During a two-week media blitz before his arrest on Dec. 12, Mr. Bankman-Fried claimed he had done nothing wrong and had not intended to defraud anyone. He also claimed he wasn’t fully aware of what was happening at Alameda.
Mr. Williams, in his statement, also said Mr. Bankman-Fried was in F.B.I. custody and being flown back to the United States, and would be presented before a judge as soon as possible. He is expected to be taken into Federal District Court in Manhattan as early as Thursday.
Lawyers for Ms. Ellison declined to comment. Ilan Graff, a lawyer for Mr. Wang, said, “Gary has accepted responsibility for his actions and takes seriously his obligations as a cooperating witness.”
A spokesman for Mr. Bankman-Fried declined to comment.
In its complaint, the S.E.C. said Ms. Ellison, under direction from Mr. Bankman-Fried, had manipulated the price of a digital currency that FTX created, called FTT, by buying large quantities of the crypto token to prop up its price.
Alameda was one of the major firms that was trading FTT and had used the crypto token as collateral for loans it got from other big crypto firms to fund its trading.
The Aftermath of FTX’s Downfall
The sudden collapse of the crypto exchange has left the industry stunned.
- A Spectacular Rise and Fall: Who is Sam Bankman-Fried and how did he become the face of crypto? “The Daily” charted the spectacular rise and fall of the man behind FTX.
- How FTX Operated: FTX called itself an exchange. But it was vastly different from stock exchanges, which are highly regulated and barred from engaging in many of the activities that the crypto company pursued.
- Political Donations: Federal prosecutors are seeking information from Democrats and Republicans about donations from Mr. Bankman-Fried and two former FTX executives.
- Ryan Salame: The former FTX executive, who told regulators about wrongdoing at the exchange and was a big Republican donor, has emerged as a central player in the scandal.
Sanjay Wadhwa, deputy director of the S.E.C.’s Division of Enforcement, said Mr. Bankman-Fried, Ms. Ellison and Mr. Wang “were active participants in a scheme to conceal material information from FTX investors, including through the efforts of Mr. Bankman-Fried and Ms. Ellison to artificially prop up the value of FTT.”

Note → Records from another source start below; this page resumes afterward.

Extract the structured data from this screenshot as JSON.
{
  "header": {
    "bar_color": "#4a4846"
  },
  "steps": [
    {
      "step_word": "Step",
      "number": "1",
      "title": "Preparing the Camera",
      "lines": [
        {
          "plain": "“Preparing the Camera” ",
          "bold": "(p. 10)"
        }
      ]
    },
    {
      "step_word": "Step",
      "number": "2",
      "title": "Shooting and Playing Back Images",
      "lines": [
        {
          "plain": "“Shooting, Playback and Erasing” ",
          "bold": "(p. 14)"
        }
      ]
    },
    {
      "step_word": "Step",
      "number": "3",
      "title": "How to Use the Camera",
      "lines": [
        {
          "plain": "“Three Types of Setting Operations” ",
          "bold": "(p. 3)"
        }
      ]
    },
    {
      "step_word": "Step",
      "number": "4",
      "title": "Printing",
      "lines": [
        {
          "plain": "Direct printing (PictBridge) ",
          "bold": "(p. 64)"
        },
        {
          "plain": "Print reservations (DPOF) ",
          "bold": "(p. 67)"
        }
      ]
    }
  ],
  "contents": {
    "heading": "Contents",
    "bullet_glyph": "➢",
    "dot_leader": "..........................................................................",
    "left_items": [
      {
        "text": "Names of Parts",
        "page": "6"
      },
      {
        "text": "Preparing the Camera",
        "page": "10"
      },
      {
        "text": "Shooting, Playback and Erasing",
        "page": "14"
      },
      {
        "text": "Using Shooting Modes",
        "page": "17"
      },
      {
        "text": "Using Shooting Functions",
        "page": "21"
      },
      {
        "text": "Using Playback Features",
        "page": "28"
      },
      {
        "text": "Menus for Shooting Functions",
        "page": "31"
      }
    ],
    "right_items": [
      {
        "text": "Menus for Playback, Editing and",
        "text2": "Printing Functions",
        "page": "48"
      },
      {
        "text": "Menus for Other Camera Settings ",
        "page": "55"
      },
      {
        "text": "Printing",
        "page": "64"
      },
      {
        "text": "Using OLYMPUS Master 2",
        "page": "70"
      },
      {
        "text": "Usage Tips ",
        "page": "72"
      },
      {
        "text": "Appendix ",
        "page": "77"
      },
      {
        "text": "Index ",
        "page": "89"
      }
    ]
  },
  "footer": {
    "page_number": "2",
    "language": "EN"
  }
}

Ms. Ellison was a key figure in Mr. Bankman-Fried’s business empire. At times, she and Mr. Bankman-Fried were romantically involved, and they lived together in a five-bedroom penthouse in the Bahamas, where FTX was based.
Ms. Ellison met Mr. Bankman-Fried at the quantitative trading firm Jane Street, where she worked after graduating from Stanford University. Both were involved in effective altruism — a community focused on using data to maximize the long-term impact of charitable donations.

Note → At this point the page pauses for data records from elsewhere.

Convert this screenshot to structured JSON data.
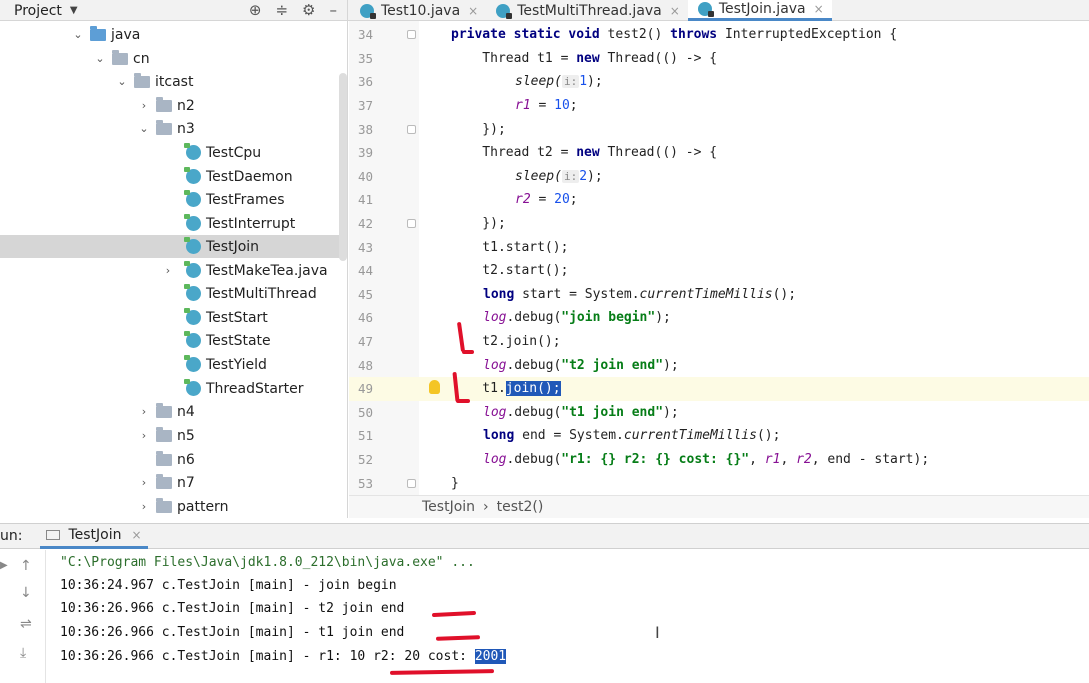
{
  "project_panel": {
    "title": "Project"
  },
  "tabs": [
    {
      "label": "Test10.java",
      "close": "×"
    },
    {
      "label": "TestMultiThread.java",
      "close": "×"
    },
    {
      "label": "TestJoin.java",
      "close": "×"
    }
  ],
  "tree": {
    "java": "java",
    "cn": "cn",
    "itcast": "itcast",
    "n2": "n2",
    "n3": "n3",
    "classes": [
      "TestCpu",
      "TestDaemon",
      "TestFrames",
      "TestInterrupt",
      "TestJoin",
      "TestMakeTea.java",
      "TestMultiThread",
      "TestStart",
      "TestState",
      "TestYield",
      "ThreadStarter"
    ],
    "after": [
      "n4",
      "n5",
      "n6",
      "n7",
      "pattern"
    ]
  },
  "line_numbers": [
    "34",
    "35",
    "36",
    "37",
    "38",
    "39",
    "40",
    "41",
    "42",
    "43",
    "44",
    "45",
    "46",
    "47",
    "48",
    "49",
    "50",
    "51",
    "52",
    "53"
  ],
  "code": {
    "l34_kw": "private static void",
    "l34_a": " test2() ",
    "l34_kw2": "throws",
    "l34_b": " InterruptedException {",
    "l35_a": "    Thread t1 = ",
    "l35_kw": "new",
    "l35_b": " Thread(() -> {",
    "l36_a": "sleep(",
    "l36_hint": "i:",
    "l36_n": "1",
    "l36_b": ");",
    "l37_a": "r1",
    "l37_b": " = ",
    "l37_n": "10",
    "l37_c": ";",
    "l38": "    });",
    "l39_a": "    Thread t2 = ",
    "l39_kw": "new",
    "l39_b": " Thread(() -> {",
    "l40_a": "sleep(",
    "l40_hint": "i:",
    "l40_n": "2",
    "l40_b": ");",
    "l41_a": "r2",
    "l41_b": " = ",
    "l41_n": "20",
    "l41_c": ";",
    "l42": "    });",
    "l43": "    t1.start();",
    "l44": "    t2.start();",
    "l45_kw": "long",
    "l45_a": " start = System.",
    "l45_m": "currentTimeMillis",
    "l45_b": "();",
    "l46_log": "log",
    "l46_a": ".debug(",
    "l46_s": "\"join begin\"",
    "l46_b": ");",
    "l47": "    t2.join();",
    "l48_log": "log",
    "l48_a": ".debug(",
    "l48_s": "\"t2 join end\"",
    "l48_b": ");",
    "l49_a": "    t1.",
    "l49_sel": "join();",
    "l50_log": "log",
    "l50_a": ".debug(",
    "l50_s": "\"t1 join end\"",
    "l50_b": ");",
    "l51_kw": "long",
    "l51_a": " end = System.",
    "l51_m": "currentTimeMillis",
    "l51_b": "();",
    "l52_log": "log",
    "l52_a": ".debug(",
    "l52_s": "\"r1: {} r2: {} cost: {}\"",
    "l52_b": ", ",
    "l52_r1": "r1",
    "l52_c": ", ",
    "l52_r2": "r2",
    "l52_d": ", end - start);",
    "l53": "}"
  },
  "breadcrumb": {
    "class": "TestJoin",
    "sep": "›",
    "method": "test2()"
  },
  "run": {
    "label": "un:",
    "tab": "TestJoin",
    "close": "×"
  },
  "console": {
    "line0": "\"C:\\Program Files\\Java\\jdk1.8.0_212\\bin\\java.exe\" ...",
    "line1": "10:36:24.967 c.TestJoin [main] - join begin",
    "line2": "10:36:26.966 c.TestJoin [main] - t2 join end",
    "line3": "10:36:26.966 c.TestJoin [main] - t1 join end",
    "line4_a": "10:36:26.966 c.TestJoin [main] - r1: 10 r2: 20 cost: ",
    "line4_sel": "2001"
  },
  "colors": {
    "keyword": "#000080",
    "string": "#067d17",
    "field": "#871094",
    "number": "#1750eb",
    "selection": "#2058b8",
    "annotation": "#e0102a"
  }
}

Mr. Bankman-Fried left Jane Street and eventually founded Alameda in 2017. Ms. Ellison joined him in 2018 and soon became a member of his tightknit inner circle. She followed him to Hong Kong, and took over as the chief executive of Alameda after Mr. Bankman-Fried founded FTX with Mr. Wang.
Even as she became a powerful figure in the emerging crypto industry. Ms. Ellison was never a true believer in the technology. “I do think a lot of crypto projects don’t have much real value,” she said on FTX’s official podcast in early 2021. She got into crypto, she explained on another episode, because she was hoping to make lots of money to give away as part of her commitment to effective altruism.
As FTX collapsed, Ms. Ellison gathered a group of Alameda staff members who were working from the company’s office in Hong Kong, and confessed that the firm had used customers’ deposits to fill a shortfall in its accounts, according to a person familiar with the matter.
A former software engineer at Google, Mr. Wang, a graduate of the Massachusetts Institute of Technology, was one of Mr. Bankman-Fried’s closest confidants at FTX. The pair lived together in a luxury apartment complex in the Bahamas.